KUALA LUMPUR, March 4 — The United States, the European Union (EU) and many other nations have announced a wave of sanctions on Russia, with the hope Moscow will reconsider its aggression over Ukraine.

However, a geopolitical analyst cautions the move may not immediately yield the intended outcome as Moscow intensifies its attacks over the eastern European nation.

Benjamin Robin Barton, Assistant Professor at the School of Politics, History and International Relations, University of Nottingham, Malaysia said, instead, the sanctions could push Moscow to realign its national policy to seek economic survival beyond countries aligned with the West.

He underscored that Russia would continue to be one of the world’s major powers even if the sanctions could prove detrimental in its ability to project power over time. 

“Sanctions are the West’s preferred choice of action for now, because they allow for a relatively credible and non-violent response to Russian provocation.

“(But) Authoritarian leaderships sometimes thrive off sanctions. They can work both ways – they can certainly contribute to worsening the state of the national economy or they can also play into the hands of nationalistic leaders who feed off them as evidence of a Western agenda against Russia,” he said in an interview with Bernama.

Since Russian President Vladimir Putin launched a full-scale military attack on Ukraine in the morning of Feb 24, countries worldwide led by the United States had announced sanctions and economic pressure on Moscow. 

Those sanctions include booting out Russian banks from using SWIFT, the global messaging system that enables financial transactions across borders and companies, literally cutting business ties with the Russian federation.

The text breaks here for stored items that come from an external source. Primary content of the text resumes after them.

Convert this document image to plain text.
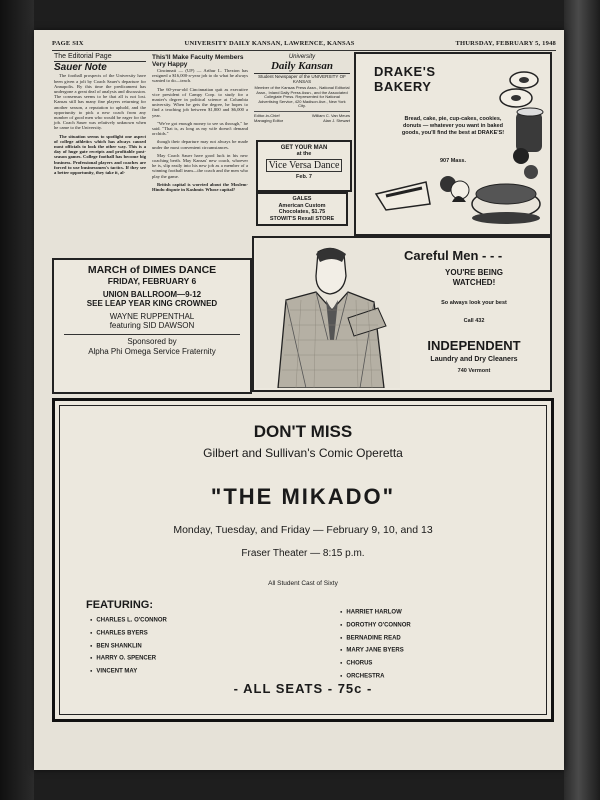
PAGE SIX	UNIVERSITY DAILY KANSAN, LAWRENCE, KANSAS	THURSDAY, FEBRUARY 5, 1948
The Editorial Page
Sauer Note

The football prospects of the University have been given a jolt by Coach Sauer's departure for Annapolis. By this time the predicament has undergone a great deal of analysis and discussion. The consensus seems to be that all is not lost. Kansas still has many fine players returning for another season, a reputation to uphold, and the opportunity to pick a new coach from any number of good men who would be eager for the job. Coach Sauer was relatively unknown when he came to the University.

The situation seems to spotlight one aspect of college athletics which has always caused most officials to look the other way. This is a day of huge gate receipts and profitable post-season games. College football has become big business. Professional players and coaches are forced to use businessmen's tactics. If they see a better opportunity, they take it, al-

This'll Make Faculty Members Very Happy

Cincinnati — (UP) — Arthur L. Thexton has resigned a $16,000-a-year job to do what he always wanted to do—teach.

The 60-year-old Cincinnatian quit as executive vice president of Campy Corp. to study for a master's degree in political science at Columbia university. When he gets the degree, he hopes to find a teaching job between $1,800 and $6,000 a year.

"We've got enough money to see us through," he said. "That is, as long as my wife doesn't demand orchids."

though their departure may not always be made under the most convenient circumstances.

May Coach Sauer have good luck in his new coaching berth. May Kansas' new coach, whoever he is, slip easily into his new job as a member of a winning football team—the coach and the men who play the game.

British capital is worried about the Moslem-Hindu dispute in Kashmir. Whose capital?

University
Daily Kansan
Student Newspaper of the UNIVERSITY OF KANSAS
Member of the Kansas Press Assn., National Editorial Assn., Inland Daily Press Assn., and the Associated Collegiate Press. Represented for National Advertising Service, 420 Madison Ave., New York City.
Editor-in-Chief	William C. Van Meurs
Managing Editor	Alan J. Stewart
GET YOUR MAN
at the
Vice Versa Dance
Feb. 7
GALES
American Custom
Chocolates, $1.75
STOWIT'S Rexall STORE
DRAKE'S
BAKERY
Bread, cake, pie, cup-cakes, cookies, donuts — whatever you want in baked goods, you'll find the best at DRAKE'S!
907 Mass.
MARCH of DIMES DANCE
FRIDAY, FEBRUARY 6
UNION BALLROOM—9-12
SEE LEAP YEAR KING CROWNED
WAYNE RUPPENTHAL
featuring SID DAWSON
Sponsored by
Alpha Phi Omega Service Fraternity
Careful Men - - -
YOU'RE BEING
WATCHED!
So always look your best
Call 432
INDEPENDENT
Laundry and Dry Cleaners
740 Vermont
DON'T MISS
Gilbert and Sullivan's Comic Operetta
"THE MIKADO"
Monday, Tuesday, and Friday — February 9, 10, and 13
Fraser Theater — 8:15 p.m.
All Student Cast of Sixty
FEATURING:
● CHARLES L. O'CONNOR
● CHARLES BYERS
● BEN SHANKLIN
● HARRY O. SPENCER
● VINCENT MAY
● HARRIET HARLOW
● DOROTHY O'CONNOR
● BERNADINE READ
● MARY JANE BYERS
● CHORUS
● ORCHESTRA
- ALL SEATS - 75c -
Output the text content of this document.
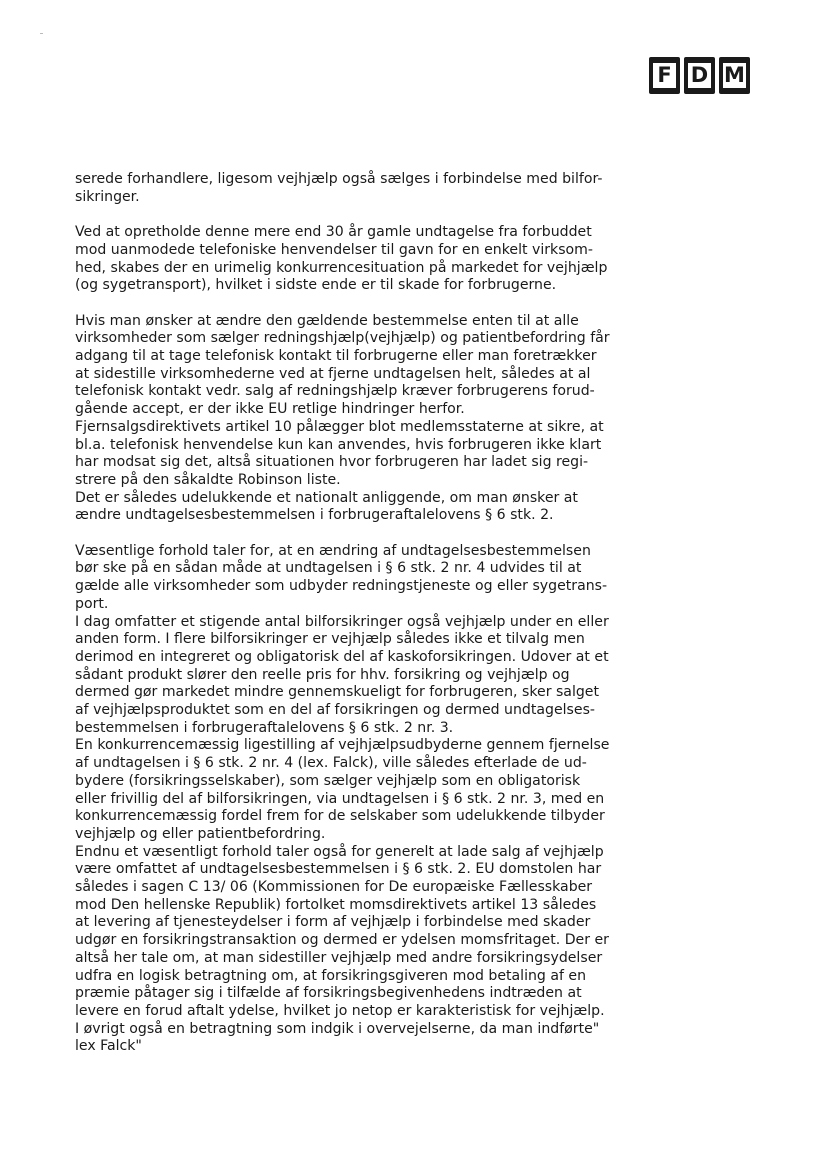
F D M
serede forhandlere, ligesom vejhjælp også sælges i forbindelse med bilfor-
sikringer.
Ved at opretholde denne mere end 30 år gamle undtagelse fra forbuddet
mod uanmodede telefoniske henvendelser til gavn for en enkelt virksom-
hed, skabes der en urimelig konkurrencesituation på markedet for vejhjælp
(og sygetransport), hvilket i sidste ende er til skade for forbrugerne.
Hvis man ønsker at ændre den gældende bestemmelse enten til at alle
virksomheder som sælger redningshjælp(vejhjælp) og patientbefordring får
adgang til at tage telefonisk kontakt til forbrugerne eller man foretrækker
at sidestille virksomhederne ved at fjerne undtagelsen helt, således at al
telefonisk kontakt vedr. salg af redningshjælp kræver forbrugerens forud-
gående accept, er der ikke EU retlige hindringer herfor.
Fjernsalgsdirektivets artikel 10 pålægger blot medlemsstaterne at sikre, at
bl.a. telefonisk henvendelse kun kan anvendes, hvis forbrugeren ikke klart
har modsat sig det, altså situationen hvor forbrugeren har ladet sig regi-
strere på den såkaldte Robinson liste.
Det er således udelukkende et nationalt anliggende, om man ønsker at
ændre undtagelsesbestemmelsen i forbrugeraftalelovens § 6 stk. 2.
Væsentlige forhold taler for, at en ændring af undtagelsesbestemmelsen
bør ske på en sådan måde at undtagelsen i § 6 stk. 2 nr. 4 udvides til at
gælde alle virksomheder som udbyder redningstjeneste og eller sygetrans-
port.
I dag omfatter et stigende antal bilforsikringer også vejhjælp under en eller
anden form. I flere bilforsikringer er vejhjælp således ikke et tilvalg men
derimod en integreret og obligatorisk del af kaskoforsikringen. Udover at et
sådant produkt slører den reelle pris for hhv. forsikring og vejhjælp og
dermed gør markedet mindre gennemskueligt for forbrugeren, sker salget
af vejhjælpsproduktet som en del af forsikringen og dermed undtagelses-
bestemmelsen i forbrugeraftalelovens § 6 stk. 2 nr. 3.
En konkurrencemæssig ligestilling af vejhjælpsudbyderne gennem fjernelse
af undtagelsen i § 6 stk. 2 nr. 4 (lex. Falck), ville således efterlade de ud-
bydere (forsikringsselskaber), som sælger vejhjælp som en obligatorisk
eller frivillig del af bilforsikringen, via undtagelsen i § 6 stk. 2 nr. 3, med en
konkurrencemæssig fordel frem for de selskaber som udelukkende tilbyder
vejhjælp og eller patientbefordring.
Endnu et væsentligt forhold taler også for generelt at lade salg af vejhjælp
være omfattet af undtagelsesbestemmelsen i § 6 stk. 2. EU domstolen har
således i sagen C 13/ 06 (Kommissionen for De europæiske Fællesskaber
mod Den hellenske Republik) fortolket momsdirektivets artikel 13 således
at levering af tjenesteydelser i form af vejhjælp i forbindelse med skader
udgør en forsikringstransaktion og dermed er ydelsen momsfritaget. Der er
altså her tale om, at man sidestiller vejhjælp med andre forsikringsydelser
udfra en logisk betragtning om, at forsikringsgiveren mod betaling af en
præmie påtager sig i tilfælde af forsikringsbegivenhedens indtræden at
levere en forud aftalt ydelse, hvilket jo netop er karakteristisk for vejhjælp.
I øvrigt også en betragtning som indgik i overvejelserne, da man indførte"
lex Falck"
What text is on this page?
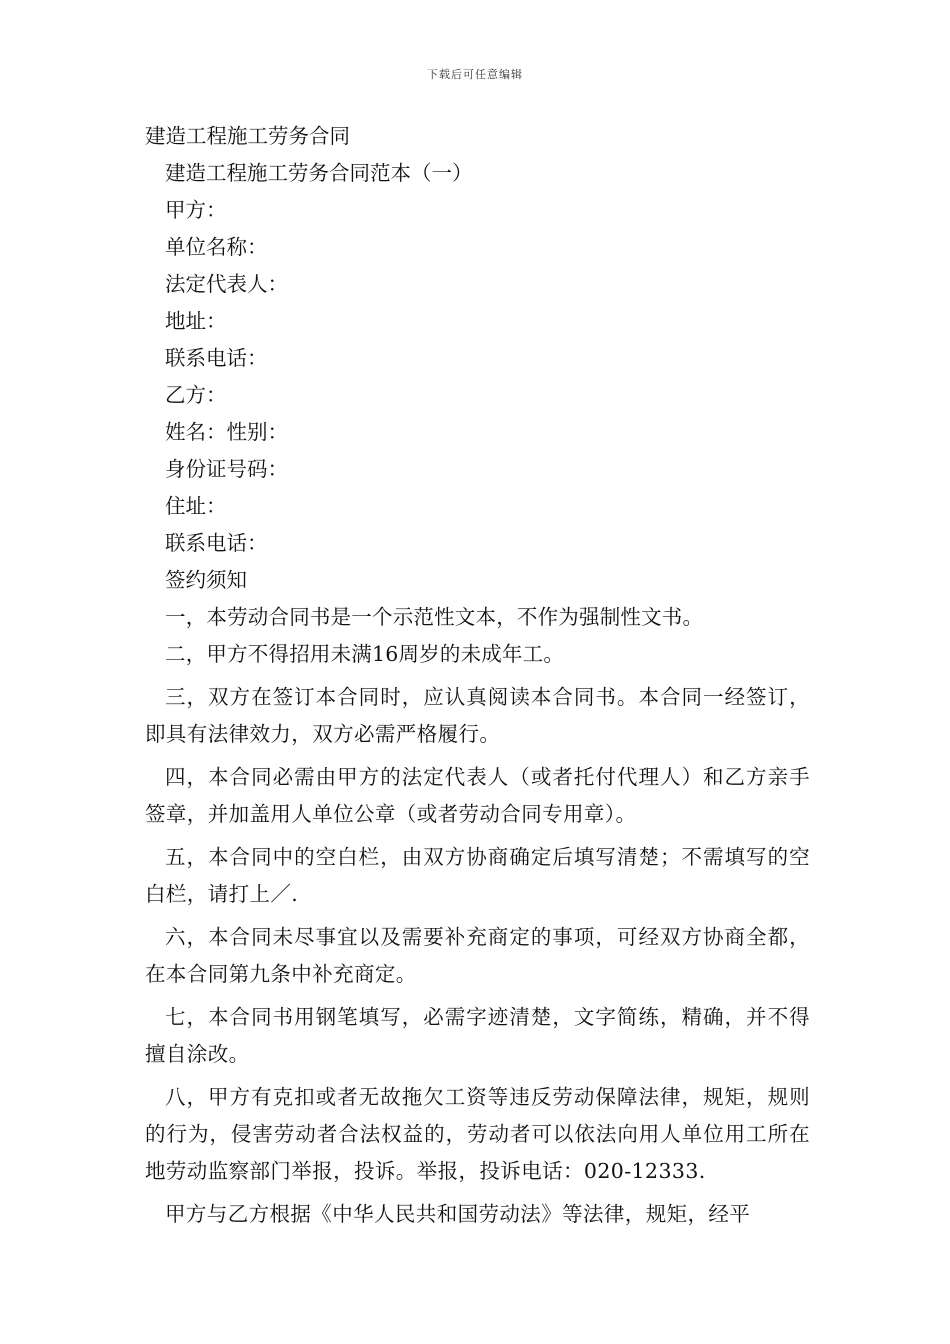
下载后可任意编辑
建造工程施工劳务合同
建造工程施工劳务合同范本（一）
甲方：
单位名称：
法定代表人：
地址：
联系电话：
乙方：
姓名：性别：
身份证号码：
住址：
联系电话：
签约须知
一，本劳动合同书是一个示范性文本，不作为强制性文书。
二，甲方不得招用未满16周岁的未成年工。
三，双方在签订本合同时，应认真阅读本合同书。本合同一经签订，即具有法律效力，双方必需严格履行。
四，本合同必需由甲方的法定代表人（或者托付代理人）和乙方亲手签章，并加盖用人单位公章（或者劳动合同专用章）。
五，本合同中的空白栏，由双方协商确定后填写清楚；不需填写的空白栏，请打上／.
六，本合同未尽事宜以及需要补充商定的事项，可经双方协商全都，在本合同第九条中补充商定。
七，本合同书用钢笔填写，必需字迹清楚，文字简练，精确，并不得擅自涂改。
八，甲方有克扣或者无故拖欠工资等违反劳动保障法律，规矩，规则的行为，侵害劳动者合法权益的，劳动者可以依法向用人单位用工所在地劳动监察部门举报，投诉。举报，投诉电话：020-12333.
甲方与乙方根据《中华人民共和国劳动法》等法律，规矩，经平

Closer to home, Malaysia’s neighbour Singapore, on Monday condemned Russia for the unprovoked attack and said it will impose export controls on items that could be used directly as weapons in Ukraine to inflict harm or to subjugate the Ukrainians, and block certain Russian banks and financial transactions connected to Russia.

While in Japan, Prime Minister Fumio Kishida said the country’s sanctions on Russia include freezing capitals, ban on issuing visas to Russian citizens and entities, freezing assets of financial organisations, and ban on the goods that might be used for military purposes.

Barton stressed that this crisis also risked the breakup of the world current’s geopolitical equilibrium, resulting in indirect repercussions for the Indo-Pacific’s political and economic architecture. 

International sanctions could further push Russia into a relationship of economic interdependence with China, besides driving Moscow to seek closer commercial and political ties with other countries, including in Southeast Asia where Russia has been active in attempts to build up its profile.

“This is something which could prove politically tricky for Putin over time in term of the growing asymmetry in China’s favour’s of Moscow’s own bilateral relations with Beijing,” he opined.

Barton also concurred that despite the initial talk between Moscow and Kyiv fell through, negotiations remains paramount to bring an end to the crisis.

For effective negotiation to take place several factors must be considered with the foremost, Russia must halt its aggression in Ukrainian sovereign territory. 

Putin should also curtail his support for the separatist factions in the Ukraine and drop the rhetoric of justifying the attacks, he said.

Barton added that for its part, Ukraine needs to stop provoking Moscow by seeking to fully integrate with Western institutions such as North Atlantic Treaty Organisation (NATO) and the EU.

“As of right now, even if dialogue is still possible and ongoing, it would seem that NATO and the EU are playing a waiting game to see how Putin responds as the military campaign becomes mired in complications as the international campaign of disaffection with Russia’s actions snowballs,” he said.

The second round of negotiations between Moscow and Kyiv was expected to be held in Belovezhskaya Pushcha on the Belarus-Poland border, on Thursday.

The General Assembly during its 11th Emergency Special Session on Wednesday passed a resolution demanding that Russia ceases its military operation in Ukraine.

The resolution was adopted by the 193-member UN General Assembly with 141 affirmative votes, five against and 35 abstentions. Russia, Belarus, Syria, North Korea and Eritrea voted against the adoption.

The adoption comes after the General Assembly held its Emergency Special Session on the situation in Ukraine on Monday and Tuesday.

According to United Nations (UN) figures, at least 227 civilians in Ukraine have been killed, including 13 children, and over 400 others injured, while an estimated one million people have fled Ukraine to neighbouring countries.

Putin on last Thursday announced a “special military operation” into Ukraine with Russian forces capturing many of Ukranian towns and cities. Talks between Ukrainian and Russian officials on Monday at the Ukraine-Belarus border saw no breakthrough in stopping the conflict.